Kritische benadering:
- moedigt kritisch denken aan
- vraagt mensen om na te denken over waarom ze bepaalde overtuigingen hebben
- hoe die overtuigingen zijn gevormd door sociale en culturele invloeden.
Kortom, het postconstructivisme is een benadering die de nadruk legt op de subjectiviteit van kennis en de rol van sociale context en machtsverhoudingen in de vorming van ons begrip van de wereld. Het herinnert ons eraan dat wat we als “waar” beschouwen, niet losstaat van de samenleving en cultuur waarin we leven.
Constructivisme Vygotsky en Piaget
Het constructivisme, zoals toegepast in het onderwijs en geïnspireerd door theoretici zoals Jean Piaget en Lev Vygotsky, is een benadering die stelt dat leren een actief proces is waarbij leerlingen kennis opbouwen op basis van hun ervaringen.
Piaget
- geloofde dat leerlingen kennis construeren door hun ervaringen te verwerken en aan te passen aan wat ze al weten,
- door een proces van assimilatie en accommodatie.
- Met andere woorden, wanneer **ze iets nieuws tegenkomen dat past binnen hun huidige begrip, voegen ze het toe aan wat ze al weten (assimilatie). **
- Als het nieuwe informatie is die niet past, veranderen ze hun manier van denken om het te kunnen begrijpen (accommodatie).
Vygotsky
- legde de nadruk op de sociale context van leren.
- Hij stelde dat leren plaatsvindt door interactie met anderen, vooral meer bekwame mensen, die ons kunnen helpen de ‘zone van naaste ontwikkeling’ te bereiken.
- Dit is het gebied waarbinnen een leerling kan leren met hulp en begeleiding, en uiteindelijk onafhankelijk kan functioneren.

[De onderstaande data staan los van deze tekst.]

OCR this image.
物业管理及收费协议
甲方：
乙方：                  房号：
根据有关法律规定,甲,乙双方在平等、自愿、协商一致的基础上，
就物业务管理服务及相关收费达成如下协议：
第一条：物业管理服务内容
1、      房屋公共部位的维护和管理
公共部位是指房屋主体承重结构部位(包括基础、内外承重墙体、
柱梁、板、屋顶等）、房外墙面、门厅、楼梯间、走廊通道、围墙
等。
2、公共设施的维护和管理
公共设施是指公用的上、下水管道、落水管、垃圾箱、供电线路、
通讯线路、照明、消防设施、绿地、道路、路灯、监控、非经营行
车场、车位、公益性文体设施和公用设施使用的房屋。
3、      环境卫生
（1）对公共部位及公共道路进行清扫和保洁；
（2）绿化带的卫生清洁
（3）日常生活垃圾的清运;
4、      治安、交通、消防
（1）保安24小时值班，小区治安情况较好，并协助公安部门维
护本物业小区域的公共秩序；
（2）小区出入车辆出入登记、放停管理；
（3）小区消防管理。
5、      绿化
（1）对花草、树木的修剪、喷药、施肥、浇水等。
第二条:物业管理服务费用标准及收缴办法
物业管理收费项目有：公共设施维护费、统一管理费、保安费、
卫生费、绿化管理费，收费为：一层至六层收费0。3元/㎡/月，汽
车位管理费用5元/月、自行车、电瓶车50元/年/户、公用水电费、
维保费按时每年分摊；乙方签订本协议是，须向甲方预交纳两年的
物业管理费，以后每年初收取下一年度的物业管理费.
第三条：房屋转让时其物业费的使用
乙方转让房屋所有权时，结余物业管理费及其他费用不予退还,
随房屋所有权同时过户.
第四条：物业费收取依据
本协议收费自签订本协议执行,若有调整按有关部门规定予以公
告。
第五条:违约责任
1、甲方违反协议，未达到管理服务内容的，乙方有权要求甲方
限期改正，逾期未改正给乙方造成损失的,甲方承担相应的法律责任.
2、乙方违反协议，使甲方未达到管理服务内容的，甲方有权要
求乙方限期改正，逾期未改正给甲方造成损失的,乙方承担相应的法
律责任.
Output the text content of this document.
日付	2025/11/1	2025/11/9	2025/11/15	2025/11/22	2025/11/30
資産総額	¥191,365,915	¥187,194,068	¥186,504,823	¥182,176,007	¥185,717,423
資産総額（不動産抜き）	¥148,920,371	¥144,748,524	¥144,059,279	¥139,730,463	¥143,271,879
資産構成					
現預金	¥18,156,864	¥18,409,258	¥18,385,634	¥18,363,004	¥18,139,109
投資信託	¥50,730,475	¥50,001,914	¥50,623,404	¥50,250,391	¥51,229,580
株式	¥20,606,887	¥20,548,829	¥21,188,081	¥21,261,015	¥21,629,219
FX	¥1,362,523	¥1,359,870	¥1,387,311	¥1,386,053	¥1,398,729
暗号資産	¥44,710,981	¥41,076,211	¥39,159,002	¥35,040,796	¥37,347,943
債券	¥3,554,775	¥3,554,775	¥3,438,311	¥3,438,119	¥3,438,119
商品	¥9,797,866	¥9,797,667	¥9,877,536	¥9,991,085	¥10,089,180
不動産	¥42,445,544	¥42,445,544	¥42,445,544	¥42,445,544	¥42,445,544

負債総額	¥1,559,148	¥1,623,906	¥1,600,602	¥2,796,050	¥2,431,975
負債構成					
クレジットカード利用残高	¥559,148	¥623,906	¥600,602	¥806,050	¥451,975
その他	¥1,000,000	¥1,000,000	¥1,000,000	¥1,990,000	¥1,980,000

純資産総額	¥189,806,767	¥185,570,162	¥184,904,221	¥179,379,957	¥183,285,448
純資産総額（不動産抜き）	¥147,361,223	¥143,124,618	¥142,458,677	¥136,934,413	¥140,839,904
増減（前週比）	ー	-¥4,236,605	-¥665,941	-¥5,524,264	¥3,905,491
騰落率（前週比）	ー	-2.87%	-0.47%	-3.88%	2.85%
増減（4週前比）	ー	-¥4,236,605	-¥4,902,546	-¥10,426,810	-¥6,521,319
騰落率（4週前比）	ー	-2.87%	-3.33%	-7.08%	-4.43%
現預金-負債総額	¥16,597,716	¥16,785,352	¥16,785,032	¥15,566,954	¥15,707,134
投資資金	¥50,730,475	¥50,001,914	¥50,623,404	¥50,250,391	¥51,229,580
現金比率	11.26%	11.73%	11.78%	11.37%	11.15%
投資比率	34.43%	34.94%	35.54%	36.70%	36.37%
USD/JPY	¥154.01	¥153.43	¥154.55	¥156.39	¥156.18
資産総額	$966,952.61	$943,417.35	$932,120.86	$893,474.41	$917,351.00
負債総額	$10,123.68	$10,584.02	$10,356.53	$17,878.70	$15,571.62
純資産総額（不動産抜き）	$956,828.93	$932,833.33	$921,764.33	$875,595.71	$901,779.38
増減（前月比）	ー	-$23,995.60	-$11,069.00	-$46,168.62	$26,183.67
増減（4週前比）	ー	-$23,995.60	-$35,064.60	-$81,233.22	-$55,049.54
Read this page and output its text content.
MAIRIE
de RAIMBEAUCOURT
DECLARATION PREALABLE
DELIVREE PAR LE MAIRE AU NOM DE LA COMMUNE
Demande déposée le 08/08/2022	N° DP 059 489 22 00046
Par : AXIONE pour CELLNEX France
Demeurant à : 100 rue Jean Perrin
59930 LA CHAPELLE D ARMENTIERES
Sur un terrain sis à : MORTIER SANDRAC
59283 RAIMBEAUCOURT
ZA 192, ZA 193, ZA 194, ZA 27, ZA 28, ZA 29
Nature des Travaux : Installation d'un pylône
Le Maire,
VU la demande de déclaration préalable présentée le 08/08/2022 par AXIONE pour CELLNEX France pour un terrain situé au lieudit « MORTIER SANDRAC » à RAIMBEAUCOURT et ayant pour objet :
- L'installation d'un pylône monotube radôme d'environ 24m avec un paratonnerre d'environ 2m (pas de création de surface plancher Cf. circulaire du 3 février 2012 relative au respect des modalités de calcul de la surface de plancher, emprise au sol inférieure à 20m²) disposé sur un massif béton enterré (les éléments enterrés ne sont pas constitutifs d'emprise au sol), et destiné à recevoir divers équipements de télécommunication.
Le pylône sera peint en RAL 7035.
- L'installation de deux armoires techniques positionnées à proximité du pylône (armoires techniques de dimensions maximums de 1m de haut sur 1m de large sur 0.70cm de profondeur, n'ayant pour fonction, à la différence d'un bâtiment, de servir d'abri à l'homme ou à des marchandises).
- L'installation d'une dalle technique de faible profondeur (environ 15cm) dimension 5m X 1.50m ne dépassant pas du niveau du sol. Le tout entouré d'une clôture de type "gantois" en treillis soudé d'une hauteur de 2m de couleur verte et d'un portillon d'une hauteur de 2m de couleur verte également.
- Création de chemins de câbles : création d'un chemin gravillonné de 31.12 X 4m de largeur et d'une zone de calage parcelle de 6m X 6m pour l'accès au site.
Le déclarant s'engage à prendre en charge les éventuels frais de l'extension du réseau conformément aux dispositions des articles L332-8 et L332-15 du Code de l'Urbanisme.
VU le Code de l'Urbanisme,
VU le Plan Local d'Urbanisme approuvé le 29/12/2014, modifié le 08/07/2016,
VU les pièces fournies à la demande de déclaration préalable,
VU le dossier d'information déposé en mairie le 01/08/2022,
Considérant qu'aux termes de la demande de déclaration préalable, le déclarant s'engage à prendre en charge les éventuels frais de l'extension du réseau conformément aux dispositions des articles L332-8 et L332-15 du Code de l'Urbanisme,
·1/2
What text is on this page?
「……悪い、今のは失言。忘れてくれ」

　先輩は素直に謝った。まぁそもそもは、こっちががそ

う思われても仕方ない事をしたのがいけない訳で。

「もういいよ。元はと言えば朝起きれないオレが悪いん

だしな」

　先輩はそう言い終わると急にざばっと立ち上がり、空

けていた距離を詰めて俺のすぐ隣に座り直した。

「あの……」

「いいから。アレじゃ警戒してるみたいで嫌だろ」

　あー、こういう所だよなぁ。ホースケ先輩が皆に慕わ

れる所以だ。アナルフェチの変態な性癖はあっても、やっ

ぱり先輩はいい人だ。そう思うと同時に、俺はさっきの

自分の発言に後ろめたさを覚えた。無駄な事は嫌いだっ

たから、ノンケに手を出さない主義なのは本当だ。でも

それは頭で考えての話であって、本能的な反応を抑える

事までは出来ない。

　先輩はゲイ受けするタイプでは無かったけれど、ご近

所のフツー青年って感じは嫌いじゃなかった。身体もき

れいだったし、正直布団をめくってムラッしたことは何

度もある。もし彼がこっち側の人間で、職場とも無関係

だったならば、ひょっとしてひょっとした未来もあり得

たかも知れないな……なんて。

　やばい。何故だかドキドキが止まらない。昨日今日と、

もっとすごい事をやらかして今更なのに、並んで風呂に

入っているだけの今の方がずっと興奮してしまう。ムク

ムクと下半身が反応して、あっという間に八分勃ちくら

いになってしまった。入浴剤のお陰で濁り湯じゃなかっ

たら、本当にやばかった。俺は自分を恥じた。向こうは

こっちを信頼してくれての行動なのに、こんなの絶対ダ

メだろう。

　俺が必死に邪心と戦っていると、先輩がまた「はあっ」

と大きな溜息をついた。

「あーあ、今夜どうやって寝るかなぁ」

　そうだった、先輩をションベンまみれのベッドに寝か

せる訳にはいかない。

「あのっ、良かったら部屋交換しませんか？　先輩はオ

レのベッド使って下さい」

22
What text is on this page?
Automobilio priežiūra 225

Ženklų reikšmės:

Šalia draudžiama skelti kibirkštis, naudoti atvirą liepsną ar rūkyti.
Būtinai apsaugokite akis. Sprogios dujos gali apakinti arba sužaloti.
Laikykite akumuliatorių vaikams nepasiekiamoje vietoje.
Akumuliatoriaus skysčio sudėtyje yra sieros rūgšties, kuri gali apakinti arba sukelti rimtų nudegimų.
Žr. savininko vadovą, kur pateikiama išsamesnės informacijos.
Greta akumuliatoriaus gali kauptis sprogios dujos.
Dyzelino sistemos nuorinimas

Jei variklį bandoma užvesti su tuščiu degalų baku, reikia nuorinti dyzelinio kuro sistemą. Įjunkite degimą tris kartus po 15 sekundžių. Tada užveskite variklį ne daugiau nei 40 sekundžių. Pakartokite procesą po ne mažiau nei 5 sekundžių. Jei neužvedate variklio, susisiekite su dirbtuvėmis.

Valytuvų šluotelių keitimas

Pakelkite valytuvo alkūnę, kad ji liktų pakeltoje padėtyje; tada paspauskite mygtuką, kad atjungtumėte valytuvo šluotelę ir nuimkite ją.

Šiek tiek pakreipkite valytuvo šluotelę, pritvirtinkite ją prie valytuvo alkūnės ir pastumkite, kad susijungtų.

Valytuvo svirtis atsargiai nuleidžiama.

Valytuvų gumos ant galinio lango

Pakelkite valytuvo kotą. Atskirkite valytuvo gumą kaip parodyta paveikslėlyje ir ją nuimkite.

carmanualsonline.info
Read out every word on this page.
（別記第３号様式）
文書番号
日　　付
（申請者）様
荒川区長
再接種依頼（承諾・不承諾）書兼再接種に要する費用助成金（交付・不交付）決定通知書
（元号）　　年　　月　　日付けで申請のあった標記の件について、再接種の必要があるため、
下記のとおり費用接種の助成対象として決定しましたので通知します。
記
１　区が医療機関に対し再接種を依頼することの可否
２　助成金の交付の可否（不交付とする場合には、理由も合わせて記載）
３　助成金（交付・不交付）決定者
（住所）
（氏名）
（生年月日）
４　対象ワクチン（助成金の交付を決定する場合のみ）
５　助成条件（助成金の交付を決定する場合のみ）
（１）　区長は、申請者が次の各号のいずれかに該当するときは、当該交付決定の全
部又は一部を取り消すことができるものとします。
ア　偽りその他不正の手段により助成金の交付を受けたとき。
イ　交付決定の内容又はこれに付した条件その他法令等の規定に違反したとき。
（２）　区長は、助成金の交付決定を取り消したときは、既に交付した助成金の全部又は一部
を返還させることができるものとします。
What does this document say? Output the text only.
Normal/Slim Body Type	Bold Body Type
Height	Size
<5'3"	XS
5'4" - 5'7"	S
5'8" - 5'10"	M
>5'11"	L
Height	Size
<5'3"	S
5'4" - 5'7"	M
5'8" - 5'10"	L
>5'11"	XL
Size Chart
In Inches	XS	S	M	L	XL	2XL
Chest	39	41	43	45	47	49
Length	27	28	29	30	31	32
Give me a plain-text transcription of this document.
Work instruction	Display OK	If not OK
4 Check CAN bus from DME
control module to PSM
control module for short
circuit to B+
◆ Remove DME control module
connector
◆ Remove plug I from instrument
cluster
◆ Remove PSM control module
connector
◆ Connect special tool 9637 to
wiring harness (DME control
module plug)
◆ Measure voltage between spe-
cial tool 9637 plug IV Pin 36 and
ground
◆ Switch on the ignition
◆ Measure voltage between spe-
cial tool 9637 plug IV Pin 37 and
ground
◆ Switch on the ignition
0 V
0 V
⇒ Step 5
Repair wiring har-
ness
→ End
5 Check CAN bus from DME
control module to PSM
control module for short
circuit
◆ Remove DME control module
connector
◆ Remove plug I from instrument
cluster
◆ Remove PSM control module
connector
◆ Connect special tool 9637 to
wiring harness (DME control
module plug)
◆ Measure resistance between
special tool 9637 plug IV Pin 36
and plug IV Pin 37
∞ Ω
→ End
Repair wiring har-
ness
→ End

Voorbeeld van constructivisme:
Stel je voor dat een kind leert over planten in de tuin. In plaats van alleen te lezen over fotosynthese uit een boek, plant het kind zelf zaden en zorgt voor de planten. Het kind observeert hoe de planten groeien, hoe zonlicht en water de groei beïnvloeden, en hoe planten reageren op verschillende omgevingen. Door deze directe interactie met de planten en het reflecteren op deze ervaringen, bouwt het kind een begrip op van biologische processen. Dit is een actief constructieproces waarbij het kind kennis opbouwt door persoonlijke ervaring en interpretatie.